While the innovation space suffered in 2022, investors should still keep an eye out for compelling tech stocks to own this year. True, you never want to dismiss steep volatility. In such cases, the valuation of impacted companies fell for a reason, and usually not a good one. Nevertheless, being too pensive with the equities sector imposes possible opportunity costs.
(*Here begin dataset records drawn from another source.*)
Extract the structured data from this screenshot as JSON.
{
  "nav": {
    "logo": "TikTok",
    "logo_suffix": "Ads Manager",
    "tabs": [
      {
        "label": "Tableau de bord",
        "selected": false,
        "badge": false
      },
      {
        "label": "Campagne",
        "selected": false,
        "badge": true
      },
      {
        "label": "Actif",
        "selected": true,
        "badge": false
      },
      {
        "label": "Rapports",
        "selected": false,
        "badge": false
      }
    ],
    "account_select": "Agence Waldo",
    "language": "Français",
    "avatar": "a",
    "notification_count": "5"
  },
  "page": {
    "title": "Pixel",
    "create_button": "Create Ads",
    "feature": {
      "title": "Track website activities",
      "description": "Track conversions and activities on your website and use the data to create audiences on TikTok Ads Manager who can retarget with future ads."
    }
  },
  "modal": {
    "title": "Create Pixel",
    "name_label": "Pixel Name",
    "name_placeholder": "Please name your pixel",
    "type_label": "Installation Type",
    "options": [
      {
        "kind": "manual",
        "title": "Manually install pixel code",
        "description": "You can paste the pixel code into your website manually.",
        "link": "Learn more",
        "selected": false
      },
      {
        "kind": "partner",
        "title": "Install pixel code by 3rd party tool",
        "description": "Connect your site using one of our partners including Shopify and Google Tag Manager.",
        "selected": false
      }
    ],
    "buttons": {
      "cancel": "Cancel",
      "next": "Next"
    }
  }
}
Moreover, the tech stocks to own this year enjoy a fundamental advantage. Unlike mature, well-established enterprises, companies that forward the latest advancements across various functionalities will likely always be in demand. After all, the word “progress” implies forward movement, not regression. As well, even under a possible recession, nations will still invest in their future. Therefore, while it’s an unnerving prospect, the red ink from last year may be your friend. Below are the tech stocks to own for 2023.
|KLIC||Kulicke and Soffa||$49.73|
Alphabet (GOOG, GOOGL)
Internet technology firm Alphabet (NASDAQ:GOOG, NASDAQ:GOOGL) suffered a brutal beatdown last year. There’s no other way to put it. In the trailing year, the GOOG Class C shares dropped nearly 30% in equity value. Even in the trailing half-year period when other securities bounced dramatically higher, GOOG finds itself 18% below parity. Still, it likely ranks among the tech stocks to own this year.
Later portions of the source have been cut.